Bebeğimizin son söylediği kelimeyi, o tatlı şekliyle paylaşmaktan duyduğumuz heyecan (Hadi anneanneye “kaplumbağa” de!”), performansını yükseltecek ve daha çabuk ilerlemesini sağlayacaktır. 

8. “Agugugu” yapmak da konuşmaktır.

Bebeğimiz anlamsız şeyler mırıldanıyor gibi görünebilir bize ama genellikle gerçek kelimeler söylüyordur. Bu yüzden onları görmezden gelmek ya da “agugugu” diye mırıldanarak cevap vermek cesaret kırıcı ve küçümseyici olabilir. Bunun yerine “Bana bir şeyler söylüyorsun. Yoksa şurada yürüyen kediden mi bahsediyorsun? Ya da “Bugün söyleyecek ne kadar çok şeyin var.” diyebilirsiniz.

Bu çok yaygın cesaret kırıcı tutumlara dikkat etmekte fayda var.

9. Düzeltmeler.

Çocuklar konuşmayı öğrenmeye çalışırken, renkleri, hayvanları ya da başka şeyleri yanlış öğrenmeye eğilimli olurlar ve yetişkinler de bu hataları düzeltmeye meyillidir. Yapmayın. Çok gereksiz ve cesaret kırıcı bir şey. Sabrımız ve ona örnek oluşumuz sayesinde, bebekler farklılıkları (köpekler ve ayılar, kırmızı ve turuncu gibi) kısa bir sürede ayırt edebilmeye başlarlar. John Holt “Her Zaman Öğrenme” kitabında bunu şöyle açıklar: Çocuklar ilk konuşmayı öğrendiğinde, benzer nesnelerin ait olduğu sınıfa atıfta bulunmak için genellikle bir nesnenin adını kullanırlar. Yani, bir bebeğin gördüğü bütün hayvanlara “köpek” demesi onun hayvanlar arasındaki farkı bilmiyor olduğunu göstermez. 

“Yabancı bir ülkeden biri sizi ziyarete gelse, İngilizce konuşurken yaptığı her hatayı düzeltmezsiniz, çünkü bu kaba bir davranış olur. Küçük çocuklarımızla olan iletişimimizde kaba olmak ya da nezaket gibi kavramların geçerli olmadığını düşünüyoruz. Ama geçerlidir.” (John Holt)

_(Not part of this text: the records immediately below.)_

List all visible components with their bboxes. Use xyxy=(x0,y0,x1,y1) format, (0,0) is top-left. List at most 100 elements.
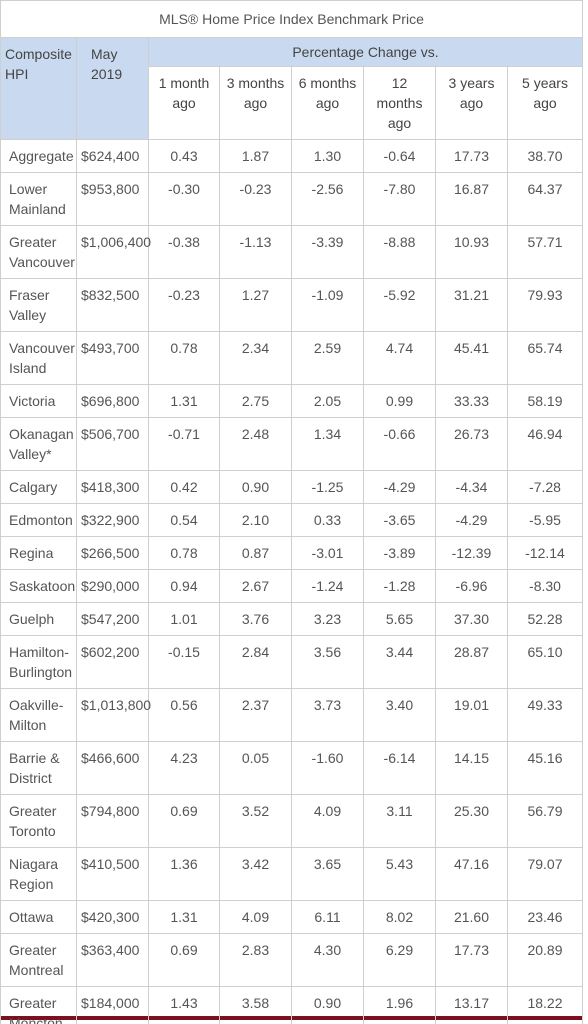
change-cell: -0.38 xyxy=(148,225,220,279)
region-cell: Vancouver Island xyxy=(0,331,77,385)
change-cell: 3.11 xyxy=(363,794,436,848)
table-row: Barrie & District $466,600 4.23 0.05 -1.60 -6… xyxy=(0,741,583,795)
change-cell: -1.25 xyxy=(291,470,364,504)
region-cell: Edmonton xyxy=(0,503,77,537)
region-cell: Regina xyxy=(0,536,77,570)
subheader-cell: 6 months ago xyxy=(291,66,364,140)
price-cell: $1,006,400 xyxy=(76,225,151,279)
change-cell: 3.58 xyxy=(219,986,292,1024)
change-cell: -6.96 xyxy=(435,569,508,603)
change-cell: -8.88 xyxy=(363,225,436,279)
price-cell: $466,600 xyxy=(76,741,149,795)
change-cell: -2.56 xyxy=(291,172,364,226)
change-cell: 1.30 xyxy=(291,139,364,173)
change-cell: 25.30 xyxy=(435,794,508,848)
change-cell: 37.30 xyxy=(435,602,508,636)
change-cell: 0.69 xyxy=(148,933,220,987)
price-cell: $493,700 xyxy=(76,331,149,385)
region-cell: Calgary xyxy=(0,470,77,504)
change-cell: 2.10 xyxy=(219,503,292,537)
price-cell: $410,500 xyxy=(76,847,149,901)
change-cell: 28.87 xyxy=(435,635,508,689)
header-composite: Composite HPI xyxy=(0,37,77,140)
change-cell: -4.29 xyxy=(363,470,436,504)
subheader-cell: 1 month ago xyxy=(148,66,220,140)
change-cell: 3.44 xyxy=(363,635,436,689)
change-cell: 4.09 xyxy=(219,900,292,934)
change-cell: 3.65 xyxy=(291,847,364,901)
subheader-cell: 5 years ago xyxy=(507,66,583,140)
change-cell: -3.65 xyxy=(363,503,436,537)
table-row: Oakville-Milton $1,013,800 0.56 2.37 3.73 3.4… xyxy=(0,688,583,742)
change-cell: 3.23 xyxy=(291,602,364,636)
change-cell: 3.76 xyxy=(219,602,292,636)
table-row: Edmonton $322,900 0.54 2.10 0.33 -3.65 -4.29 -5… xyxy=(0,503,583,537)
table-row: Greater Montreal $363,400 0.69 2.83 4.30 6.29… xyxy=(0,933,583,987)
change-cell: 23.46 xyxy=(507,900,583,934)
change-cell: 10.93 xyxy=(435,225,508,279)
change-cell: -12.39 xyxy=(435,536,508,570)
change-cell: 56.79 xyxy=(507,794,583,848)
change-cell: 19.01 xyxy=(435,688,508,742)
header-month: May 2019 xyxy=(76,37,149,140)
change-cell: 38.70 xyxy=(507,139,583,173)
change-cell: 45.16 xyxy=(507,741,583,795)
change-cell: 57.71 xyxy=(507,225,583,279)
change-cell: 0.69 xyxy=(148,794,220,848)
region-cell: Guelph xyxy=(0,602,77,636)
change-cell: 6.29 xyxy=(363,933,436,987)
change-cell: 2.59 xyxy=(291,331,364,385)
change-cell: -0.23 xyxy=(148,278,220,332)
region-cell: Ottawa xyxy=(0,900,77,934)
table-row: Greater Moncton $184,000 1.43 3.58 0.90 1.96 1… xyxy=(0,986,583,1024)
change-cell: 3.42 xyxy=(219,847,292,901)
change-cell: -7.80 xyxy=(363,172,436,226)
table-row: Greater Vancouver $1,006,400 -0.38 -1.13 -3.… xyxy=(0,225,583,279)
change-cell: 5.65 xyxy=(363,602,436,636)
change-cell: -4.34 xyxy=(435,470,508,504)
price-cell: $832,500 xyxy=(76,278,149,332)
header-group: Percentage Change vs. xyxy=(148,37,583,67)
region-cell: Niagara Region xyxy=(0,847,77,901)
table-row: Greater Toronto $794,800 0.69 3.52 4.09 3.11 2… xyxy=(0,794,583,848)
change-cell: -0.15 xyxy=(148,635,220,689)
change-cell: 0.99 xyxy=(363,384,436,418)
subheader-cell: 3 years ago xyxy=(435,66,508,140)
price-cell: $547,200 xyxy=(76,602,149,636)
change-cell: 0.78 xyxy=(148,536,220,570)
table-row: Lower Mainland $953,800 -0.30 -0.23 -2.56 -7.… xyxy=(0,172,583,226)
change-cell: 52.28 xyxy=(507,602,583,636)
price-cell: $290,000 xyxy=(76,569,149,603)
change-cell: 79.07 xyxy=(507,847,583,901)
price-cell: $794,800 xyxy=(76,794,149,848)
change-cell: 17.73 xyxy=(435,933,508,987)
region-cell: Victoria xyxy=(0,384,77,418)
change-cell: 0.54 xyxy=(148,503,220,537)
table-row: Hamilton-Burlington $602,200 -0.15 2.84 3.56… xyxy=(0,635,583,689)
change-cell: 1.36 xyxy=(148,847,220,901)
change-cell: -4.29 xyxy=(435,503,508,537)
change-cell: 1.01 xyxy=(148,602,220,636)
change-cell: 2.48 xyxy=(219,417,292,471)
table-row: Vancouver Island $493,700 0.78 2.34 2.59 4.74… xyxy=(0,331,583,385)
region-cell: Lower Mainland xyxy=(0,172,77,226)
price-cell: $696,800 xyxy=(76,384,149,418)
subheader-cell: 3 months ago xyxy=(219,66,292,140)
table-row: Victoria $696,800 1.31 2.75 2.05 0.99 33.33 58.… xyxy=(0,384,583,418)
change-cell: -1.13 xyxy=(219,225,292,279)
change-cell: 1.31 xyxy=(148,900,220,934)
change-cell: 16.87 xyxy=(435,172,508,226)
change-cell: 5.43 xyxy=(363,847,436,901)
change-cell: 1.34 xyxy=(291,417,364,471)
table-row: Calgary $418,300 0.42 0.90 -1.25 -4.29 -4.34 -7… xyxy=(0,470,583,504)
change-cell: -6.14 xyxy=(363,741,436,795)
price-cell: $1,013,800 xyxy=(76,688,151,742)
change-cell: 4.74 xyxy=(363,331,436,385)
change-cell: 33.33 xyxy=(435,384,508,418)
change-cell: 14.15 xyxy=(435,741,508,795)
change-cell: 58.19 xyxy=(507,384,583,418)
region-cell: Greater Moncton xyxy=(0,986,77,1024)
change-cell: 1.96 xyxy=(363,986,436,1024)
change-cell: 1.31 xyxy=(148,384,220,418)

10. Düşünceleri ve duyguları geçersiz kılma

Diyelim ki bebeğiniz sizden (kendine has bir şekilde) bezini değiştirmenizi istiyor. Bezini kontrol ediyorsunuz fakat ıslak değil. Ya da oğlunuz “vavun” diyor ve kavun istediğini anlıyorsunuz fakat az önce yemek yemiş. “Bezini değiştirmeye gerek yok.” ya da “Az önce yedin, acıkmış olamazsın” gibi tepkisel cümlelerle karşılık vermek yerine, onu asla yargılamadan iletişim şeklini kabul edin ve anlamaya çalışın. “A, bezini değiştirmek mi istiyorsun?” (cevabını bekleyin) “Evet mi? Peki, bunu tekrar yapmak istediğini anlıyorum. Birlikte vakit geçirmek çok eğlenceli değil mi? Fakat bezin kuru ve bu yüzden bezini şimdi değiştirmemize gerek yok. Belki birazdan yaparız.” 

“Kavundan mı bahsediyorsun?” (cevap vermesini bekleyin) “Acıktın ve kavun mu yemek istiyorsun? (bekleyin) Aa, aç değil misin? Kavun demek hoşuna mı gitti? Söylemesi çok eğlenceli değil mi?”

İletişimdeki bu erken adımları dinlediğimizde ve ona saygı duyduğumuzda, çocuğumuz konuşmaya devam etme konusunda cesaretlenir. Rastgele düşüncelerine, duygularına ve fikirlerine açık olduğumuzu hisseder. Ve ne şanslıyız ki, gelecek yıllar içinde en sevdiği ve güvendiği sırdaşı biz olacağız.